Semi-Daily Journal Archive

The Blogspot archive of the weblog of J. Bradford DeLong, Professor of Economics and Chair of the PEIS major at U.C. Berkeley, a Research Associate of the National Bureau of Economic Research, and former Deputy Assistant Secretary of the U.S. Treasury.

Tuesday, May 16, 2006

Losing by Losing

Henry Farrell misunderstands the lessons of the Goldwater campaign. That's OK, the author of the best book on the Goldwater campaign--Rick Perlstein, author of the excellent Before the Storm--misunderstands them as well.

Henry Farrell writes:

The Wager Won by Losing: Firedoglake is running a bookclub on Rick Perlstein's Before the Storm, which I reckon is the best book on American politics that I've read over the last few years. It's very interesting how the book has come to occupy a near canonical position for left of center bloggers. It's not only influenced wonkish types like myself and Kevin Drum, but also netroots people like Kos and Jerome Armstrong (whose recent book, which I liked, is clearly influenced by Perlstein), and Matt Stoller (who describes it in the Firedoglake thread as the "single best book on movement politics" that he's read). But there's a sort-of-disconnect there -- or at least a part of Perlstein's argument that doesn't really fit with the netroots agenda as I understand it.

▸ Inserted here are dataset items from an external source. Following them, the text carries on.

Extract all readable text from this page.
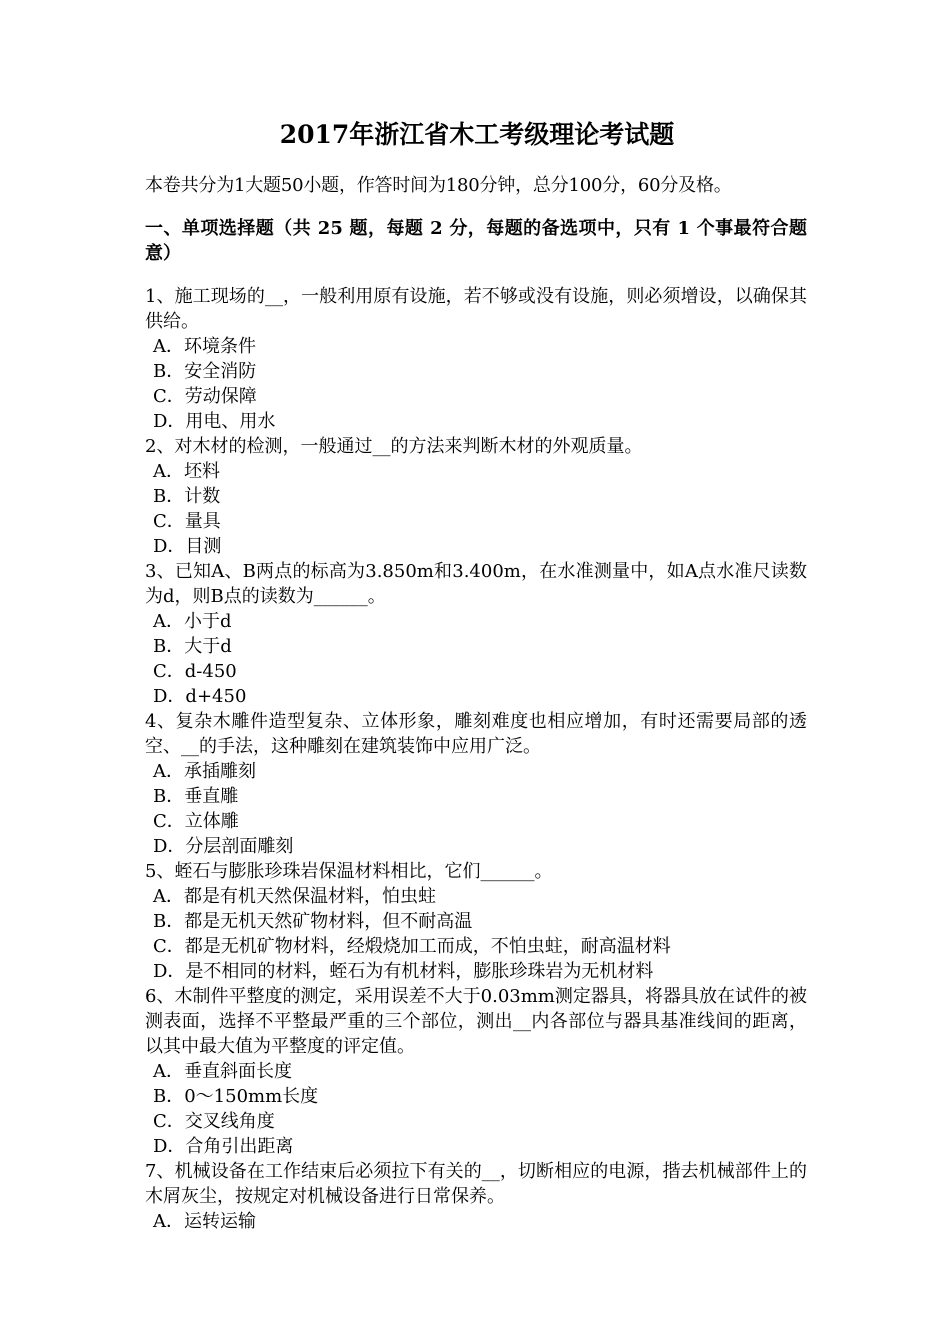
2017年浙江省木工考级理论考试题

本卷共分为1大题50小题，作答时间为180分钟，总分100分，60分及格。

一、单项选择题（共 25 题，每题 2 分，每题的备选项中，只有 1 个事最符合题意）

1、施工现场的__，一般利用原有设施，若不够或没有设施，则必须增设，以确保其供给。

A．环境条件

B．安全消防

C．劳动保障

D．用电、用水

2、对木材的检测，一般通过__的方法来判断木材的外观质量。

A．坯料

B．计数

C．量具

D．目测

3、已知A、B两点的标高为3.850m和3.400m，在水准测量中，如A点水准尺读数为d，则B点的读数为______。

A．小于d

B．大于d

C．d-450

D．d+450

4、复杂木雕件造型复杂、立体形象，雕刻难度也相应增加，有时还需要局部的透空、__的手法，这种雕刻在建筑装饰中应用广泛。

A．承插雕刻

B．垂直雕

C．立体雕

D．分层剖面雕刻

5、蛭石与膨胀珍珠岩保温材料相比，它们______。

A．都是有机天然保温材料，怕虫蛀

B．都是无机天然矿物材料，但不耐高温

C．都是无机矿物材料，经煅烧加工而成，不怕虫蛀，耐高温材料

D．是不相同的材料，蛭石为有机材料，膨胀珍珠岩为无机材料

6、木制件平整度的测定，采用误差不大于0.03mm测定器具，将器具放在试件的被测表面，选择不平整最严重的三个部位，测出__内各部位与器具基准线间的距离，以其中最大值为平整度的评定值。

A．垂直斜面长度

B．0～150mm长度

C．交叉线角度

D．合角引出距离

7、机械设备在工作结束后必须拉下有关的__，切断相应的电源，揩去机械部件上的木屑灰尘，按规定对机械设备进行日常保养。

A．运转运输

One of the very clear messages of Before the Storm is that the conservative movement won by failing. That is, when the Barry Goldwater campaign went down in flames, movement conservatives retreated into the wilderness to build up their own alternative infrastructure, and to hammer home unpopular ideas again and again until they became popular. The Goldwater conservatives, as Perlstein depicts them, were strongly committed to an ideological agenda, which was more important to them than winning in the short (or even the medium) term. But when they won, they took the grand prize, because they had effectively reshaped the battlefield of American politics on their terms. Ever since then (to mix in yet another metaphor) they've enjoyed a dealer's edge, a persistent political advantage because the terms of political debate favour them and their supporters' interests.

A political edge, yes. But not a policy edge. Medicare. Medicaid. The EPA. OSHA. Goldwaterism certainly did--in the long run--unmake Republican Party commitment to the New Deal Consensus. But in the short run Goldwaterism had other consequences: the damage it did to Republican congressional power were the only things that made the Great Society possible. The Johnson-era expansions of the social insurance state and the Nixon and post-Nixon-era expansions of the regulatory state were possible only on congressional foundations that had been created by Goldwater's Samson act directed against the Republican establishment.

To make possible the Great Society--and then to cheer when Ronald Reagan rolls back 10% of it--Goldwaterism was the greatest own-goal and act of political delusion by conservatives in the twentieth century.

They didn't win by losing, they lost by losing.